The gang-rape of a 22-year-old photojournalist at an abandoned mill land, where she had gone with a colleague for a photo shoot, has directed attention to the huge tracts of land that lie unattended in the city, especially mill land, and are often exploited for illegal and anti-social purposes.
The state government puts the onus of security at such properties on owners, who say they are doing their best to ensure that their properties are not being misused.
With construction taking place in most of the mill lands, there is adequate security in place, said the Mill Owners Association (MOA).
“Such incidents have never taken place on mill land. The Shakti Mill incident was an exception,” said VY Tamhane, secretary, MOA.

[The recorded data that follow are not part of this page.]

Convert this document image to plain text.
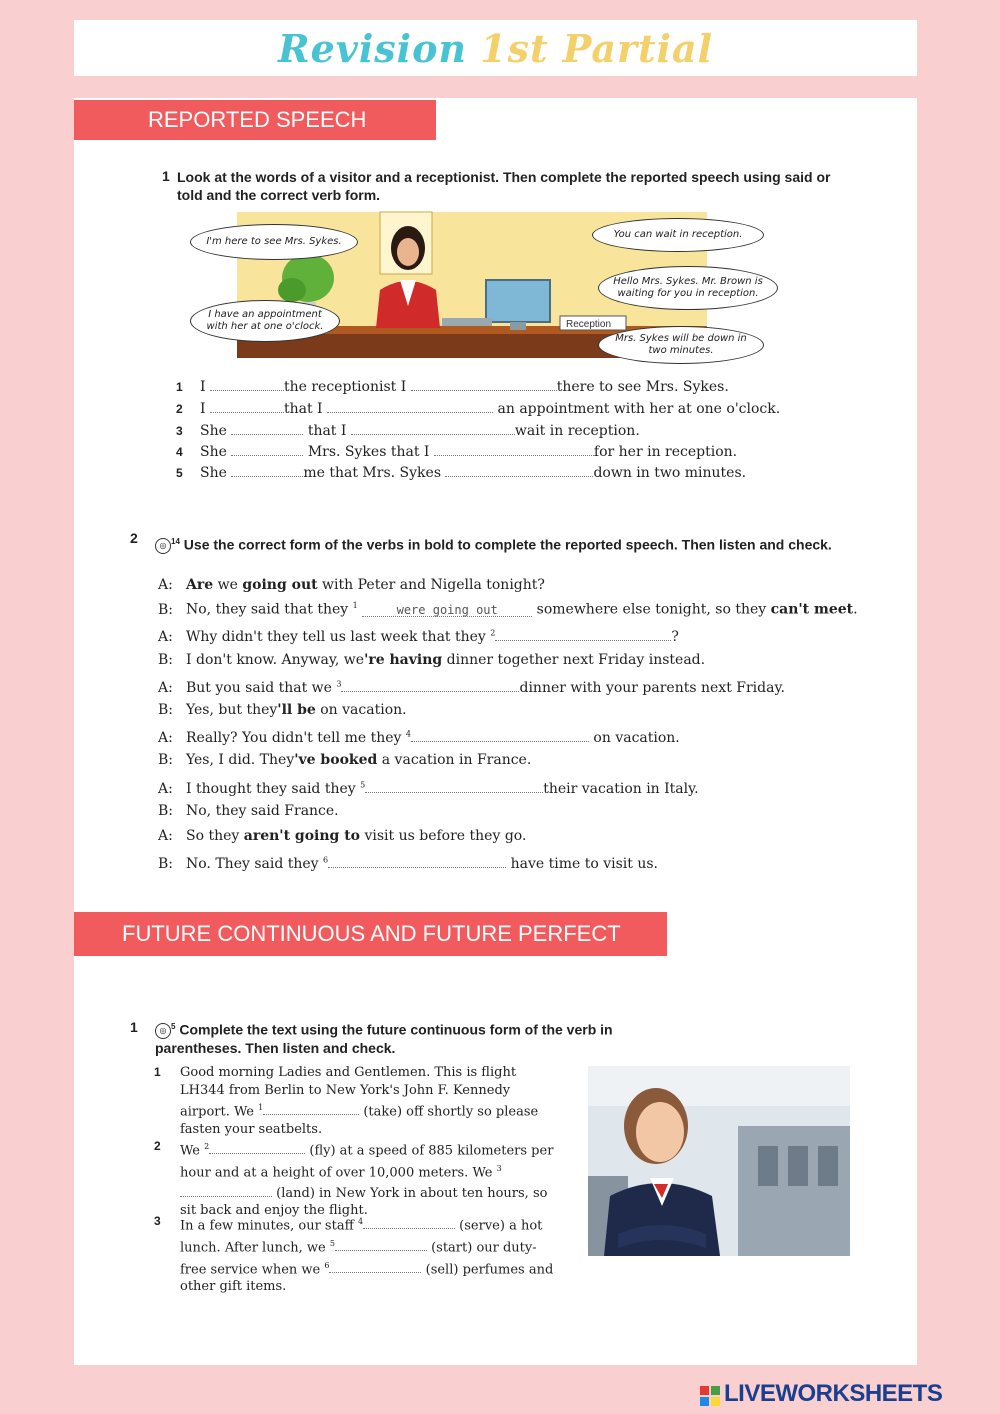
Revision 1st Partial
REPORTED SPEECH
1 Look at the words of a visitor and a receptionist. Then complete the reported speech using said or told and the correct verb form.
Reception
I'm here to see Mrs. Sykes.
You can wait in reception.
Hello Mrs. Sykes. Mr. Brown is waiting for you in reception.
I have an appointment with her at one o'clock.
Mrs. Sykes will be down in two minutes.
1 I	the receptionist I	there to see Mrs. Sykes.
2 I	that I	an appointment with her at one o'clock.
3 She	that I	wait in reception.
4 She	Mrs. Sykes that I	for her in reception.
5 She	me that Mrs. Sykes	down in two minutes.
2	◎ $^{14}$ Use the correct form of the verbs in bold to complete the reported speech. Then listen and check.
A: Are we going out with Peter and Nigella tonight?
B: No, they said that they $^1$	were going out	somewhere else tonight, so they can't meet.
A: Why didn't they tell us last week that they $^2$	?
B: I don't know. Anyway, we're having dinner together next Friday instead.
A: But you said that we $^3$	dinner with your parents next Friday.
B: Yes, but they'll be on vacation.
A: Really? You didn't tell me they $^4$	on vacation.
B: Yes, I did. They've booked a vacation in France.
A: I thought they said they $^5$	their vacation in Italy.
B: No, they said France.
A: So they aren't going to visit us before they go.
B: No. They said they $^6$	have time to visit us.
FUTURE CONTINUOUS AND FUTURE PERFECT
1	◎ $^5$ Complete the text using the future continuous form of the verb in parentheses. Then listen and check.
1 Good morning Ladies and Gentlemen. This is flight LH344 from Berlin to New York's John F. Kennedy airport. We $^1$	(take) off shortly so please fasten your seatbelts.
2 We $^2$	(fly) at a speed of 885 kilometers per hour and at a height of over 10,000 meters. We $^3$ (land) in New York in about ten hours, so sit back and enjoy the flight.
3 In a few minutes, our staff $^4$	(serve) a hot lunch. After lunch, we $^5$	(start) our duty-free service when we $^6$	(sell) perfumes and other gift items.
LIVEWORKSHEETS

The problem, said Tamhane, is that Shakti Mill is no man’s l and. “The l and was once owned by Ganesh Narayan Podar, but today no one takes care of it,” he said.

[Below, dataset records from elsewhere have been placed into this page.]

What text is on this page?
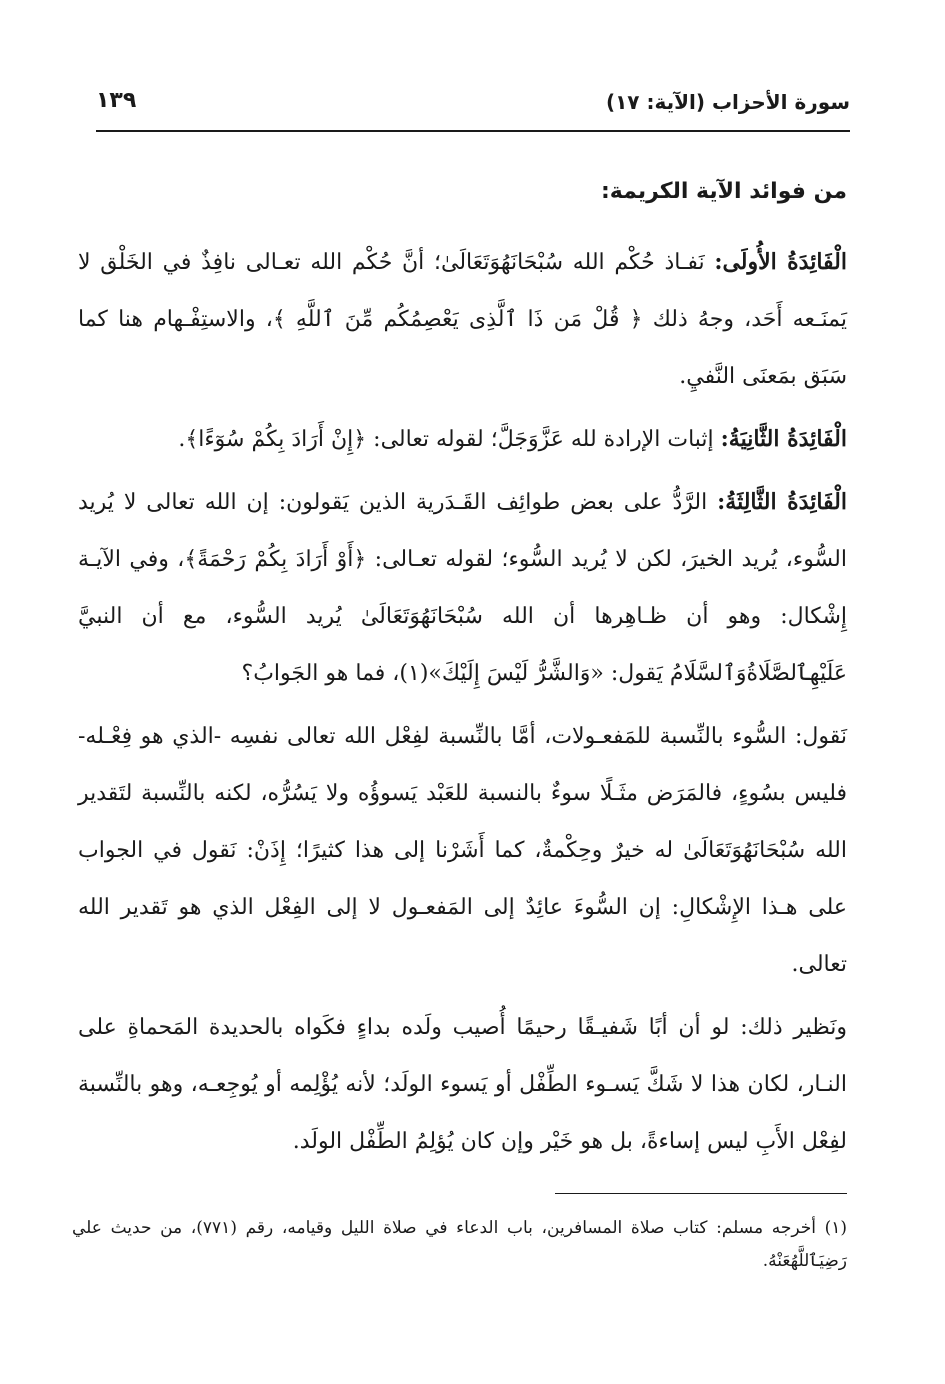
سورة الأحزاب (الآية: ١٧)
١٣٩
من فوائد الآية الكريمة:

الْفَائِدَةُ الأُولَى: نَفـاذ حُكْم الله سُبْحَانَهُوَتَعَالَىٰ؛ أنَّ حُكْم الله تعـالى نافِذٌ في الخَلْق لا يَمنَـعه أَحَد، وجهُ ذلك ﴿ قُلْ مَن ذَا ٱلَّذِى يَعْصِمُكُم مِّنَ ٱللَّهِ ﴾، والاستِفْـهام هنا كما سَبَق بمَعنَى النَّفيِ.

الْفَائِدَةُ الثَّانِيَةُ: إثبات الإرادة لله عَزَّوَجَلَّ؛ لقوله تعالى: ﴿إِنْ أَرَادَ بِكُمْ سُوٓءًا﴾.

الْفَائِدَةُ الثَّالِثَةُ: الرَّدُّ على بعض طوائِف القَـدَرية الذين يَقولون: إن الله تعالى لا يُريد السُّوء، يُريد الخيرَ، لكن لا يُريد السُّوء؛ لقوله تعـالى: ﴿أَوْ أَرَادَ بِكُمْ رَحْمَةً﴾، وفي الآيـة إِشْكال: وهو أن ظـاهِرها أن الله سُبْحَانَهُوَتَعَالَىٰ يُريد السُّوء، مع أن النبيَّ عَلَيْهِٱلصَّلَاةُوَٱلسَّلَامُ يَقول: «وَالشَّرُّ لَيْسَ إِلَيْكَ»(١)، فما هو الجَوابُ؟

نَقول: السُّوء بالنِّسبة للمَفعـولات، أمَّا بالنِّسبة لفِعْل الله تعالى نفسِه -الذي هو فِعْـله- فليس بسُوءٍ، فالمَرَض مثَـلًا سوءٌ بالنسبة للعَبْد يَسوؤُه ولا يَسُرُّه، لكنه بالنِّسبة لتَقدير الله سُبْحَانَهُوَتَعَالَىٰ له خيرٌ وحِكْمةٌ، كما أَشَرْنا إلى هذا كثيرًا؛ إِذَنْ: نَقول في الجواب على هـذا الإِشْكالِ: إن السُّوءَ عائِدٌ إلى المَفعـول لا إلى الفِعْل الذي هو تَقدير الله تعالى.

ونَظير ذلك: لو أن أبًا شَفيـقًا رحيمًا أُصيب ولَده بداءٍ فكَواه بالحديدة المَحماةِ على النـار، لكان هذا لا شَكَّ يَسـوء الطِّفْل أو يَسوء الولَد؛ لأنه يُؤْلِمه أو يُوجِعـه، وهو بالنِّسبة لفِعْل الأَبِ ليس إساءةً، بل هو خَيْر وإن كان يُؤلِمُ الطِّفْل الولَد.

(١) أخرجه مسلم: كتاب صلاة المسافرين، باب الدعاء في صلاة الليل وقيامه، رقم (٧٧١)، من حديث علي رَضِيَٱللَّهُعَنْهُ.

Sources said Shakti Mills, which used to be one of the city’s leading textile mills, ran into losses a few decades ago after which the assets were liquidated.

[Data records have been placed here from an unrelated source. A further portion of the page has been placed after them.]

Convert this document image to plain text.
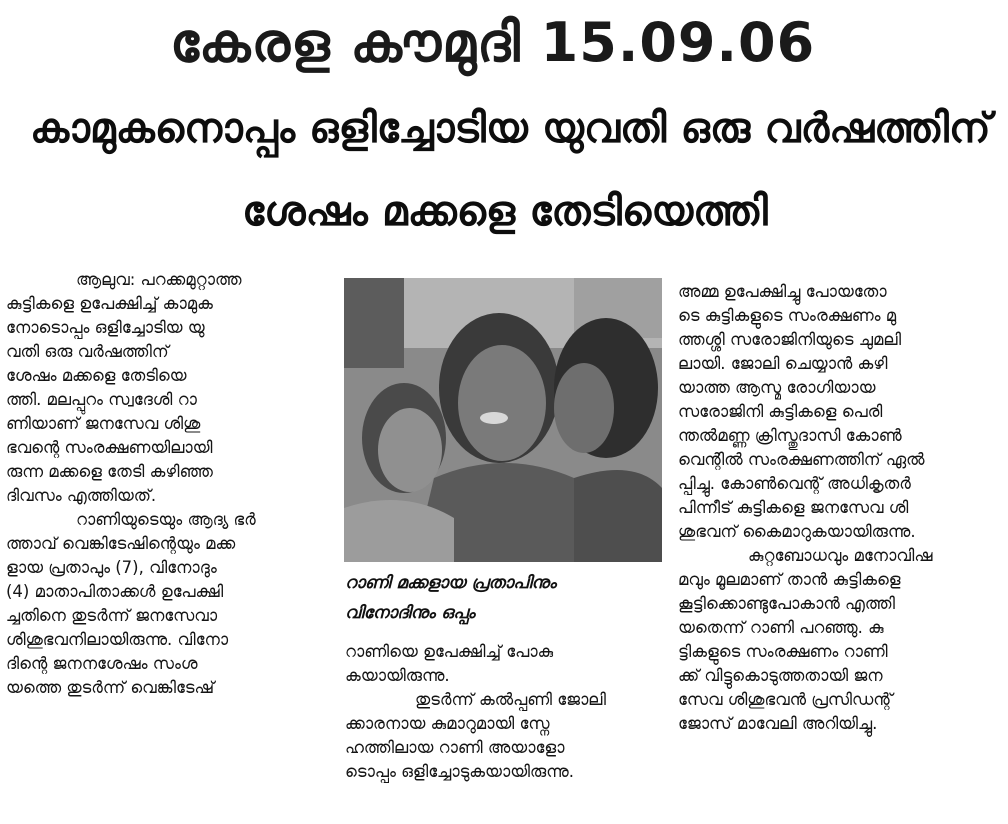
കേരള കൗമുദി 15.09.06
കാമുകനൊപ്പം ഒളിച്ചോടിയ യുവതി ഒരു വർഷത്തിന്
ശേഷം മക്കളെ തേടിയെത്തി

ആലുവ: പറക്കമുറ്റാത്ത
കുട്ടികളെ ഉപേക്ഷിച്ച് കാമുക
നോടൊപ്പം ഒളിച്ചോടിയ യു
വതി ഒരു വർഷത്തിന്
ശേഷം മക്കളെ തേടിയെ
ത്തി. മലപ്പുറം സ്വദേശി റാ
ണിയാണ് ജനസേവ ശിശു
ഭവന്റെ സംരക്ഷണയിലായി
രുന്ന മക്കളെ തേടി കഴിഞ്ഞ
ദിവസം എത്തിയത്.

റാണിയുടെയും ആദ്യ ഭർ
ത്താവ് വെങ്കിടേഷിന്റെയും മക്ക
ളായ പ്രതാപും (7), വിനോദും
(4) മാതാപിതാക്കൾ ഉപേക്ഷി
ച്ചതിനെ തുടർന്ന് ജനസേവാ
ശിശുഭവനിലായിരുന്നു. വിനോ
ദിന്റെ ജനനശേഷം സംശ
യത്തെ തുടർന്ന് വെങ്കിടേഷ്

റാണി മക്കളായ പ്രതാപിനും
വിനോദിനും ഒപ്പം

റാണിയെ ഉപേക്ഷിച്ച് പോകു
കയായിരുന്നു.

തുടർന്ന് കൽപ്പണി ജോലി
ക്കാരനായ കുമാറുമായി സ്നേ
ഹത്തിലായ റാണി അയാളോ
ടൊപ്പം ഒളിച്ചോടുകയായിരുന്നു.

അമ്മ ഉപേക്ഷിച്ചു പോയതോ
ടെ കുട്ടികളുടെ സംരക്ഷണം മു
ത്തശ്ശി സരോജിനിയുടെ ചുമലി
ലായി. ജോലി ചെയ്യാൻ കഴി
യാത്ത ആസ്മ രോഗിയായ
സരോജിനി കുട്ടികളെ പെരി
ന്തൽമണ്ണ ക്രിസ്തുദാസി കോൺ
വെന്റിൽ സംരക്ഷണത്തിന് ഏൽ
പ്പിച്ചു. കോൺവെന്റ് അധികൃതർ
പിന്നീട് കുട്ടികളെ ജനസേവ ശി
ശുഭവന് കൈമാറുകയായിരുന്നു.

കുറ്റബോധവും മനോവിഷ
മവും മൂലമാണ് താൻ കുട്ടികളെ
കൂട്ടിക്കൊണ്ടുപോകാൻ എത്തി
യതെന്ന് റാണി പറഞ്ഞു. കു
ട്ടികളുടെ സംരക്ഷണം റാണി
ക്ക് വിട്ടുകൊടുത്തതായി ജന
സേവ ശിശുഭവൻ പ്രസിഡന്റ്
ജോസ് മാവേലി അറിയിച്ചു.
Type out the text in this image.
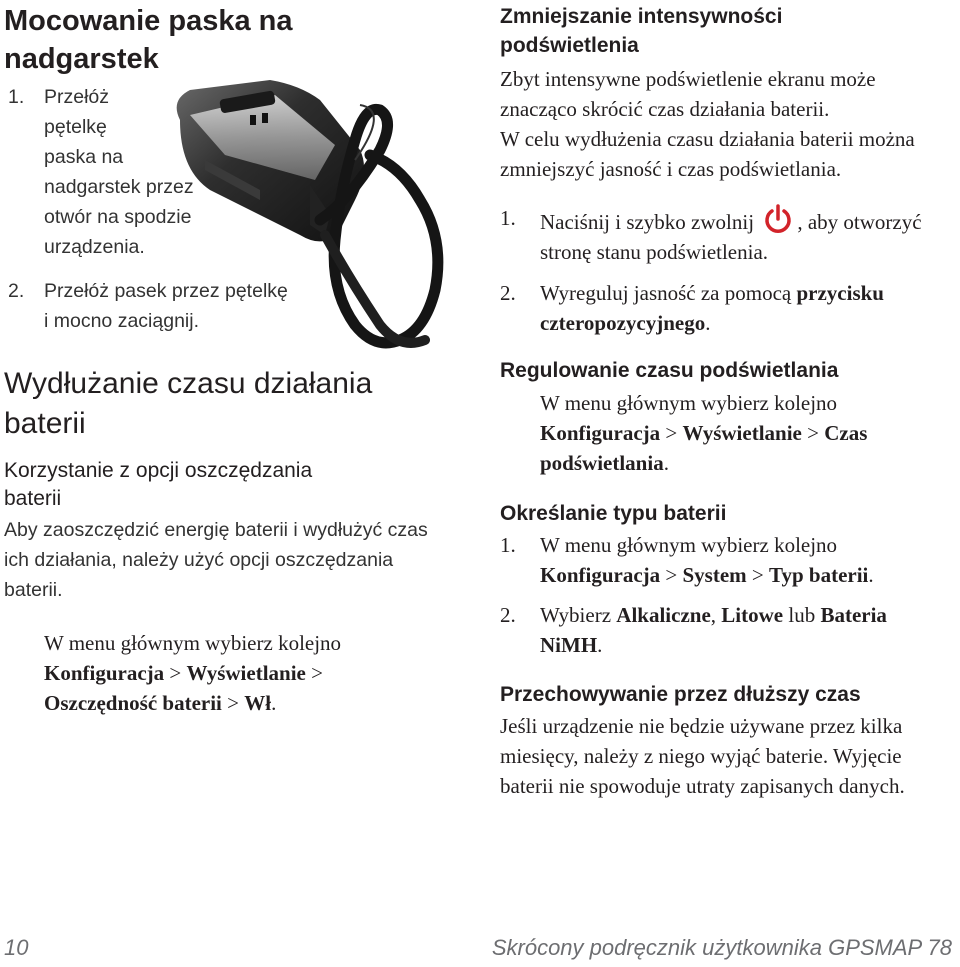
Mocowanie paska na nadgarstek
1. Przełóż
pętelkę
paska na
nadgarstek przez
otwór na spodzie
urządzenia.
2. Przełóż pasek przez pętelkę
i mocno zaciągnij.
Wydłużanie czasu działania
baterii
Korzystanie z opcji oszczędzania
baterii
Aby zaoszczędzić energię baterii i wydłużyć czas
ich działania, należy użyć opcji oszczędzania
baterii.
W menu głównym wybierz kolejno
Konfiguracja > Wyświetlanie >
Oszczędność baterii > Wł.
Zmniejszanie intensywności
podświetlenia
Zbyt intensywne podświetlenie ekranu może
znacząco skrócić czas działania baterii.
W celu wydłużenia czasu działania baterii można
zmniejszyć jasność i czas podświetlania.
1. Naciśnij i szybko zwolnij , aby otworzyć
stronę stanu podświetlenia.
2. Wyreguluj jasność za pomocą przycisku
czteropozycyjnego.
Regulowanie czasu podświetlania
W menu głównym wybierz kolejno
Konfiguracja > Wyświetlanie > Czas
podświetlania.
Określanie typu baterii
1. W menu głównym wybierz kolejno
Konfiguracja > System > Typ baterii.
2. Wybierz Alkaliczne, Litowe lub Bateria
NiMH.
Przechowywanie przez dłuższy czas
Jeśli urządzenie nie będzie używane przez kilka
miesięcy, należy z niego wyjąć baterie. Wyjęcie
baterii nie spowoduje utraty zapisanych danych.
10	Skrócony podręcznik użytkownika GPSMAP 78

Today, it is under the control of the court receiver.
Pravin Salunke, regional additional commissioner of police, said: “We have contacted the court receiver of the property and have issued a notice to him, asking him to ensure that there are warning boards on the property, cautioning people that it is abandoned and should not be entered.”
It’s not just this mill land.
Take the case of Swadeshi Mills between Sion and Kurla. Though there is security at the gate, slumdwellers freely use its premises.
Just last week, the court cleared the decks for the auction of this 48-acre land.
Another area of concern is the defunct godowns and warehouses on Mumbai Port Trust (MPT) land in south Mumbai, which are also misused.
Colaba corporator Annie Shekhar has written to the state government on this issue.
“There is a lot of illegal activity in the defunct warehouses on PD’mello Road. The police should crack down on them,” said Shekhar.
Officials with the National Real Estate Development Council said the state should intervene in such matters.
“There are many pieces of land with courts receivers and trusts, who hardly care for them. The state should erect fences, deploy security and charge the owners for it,” said Sunil Mantri, secretary, NAREDCO.
In 2011, the Mumbai Police mapped the risky spots where crimes against women were rampant.
These included forts, abandoned mills as well as beaches.
Even a special plan was outlined to make these spots safer for women.
The state government has now decided to give notices to private owners to guard the place and have contacted owners to put up boards warning action against those who trespass on the properties.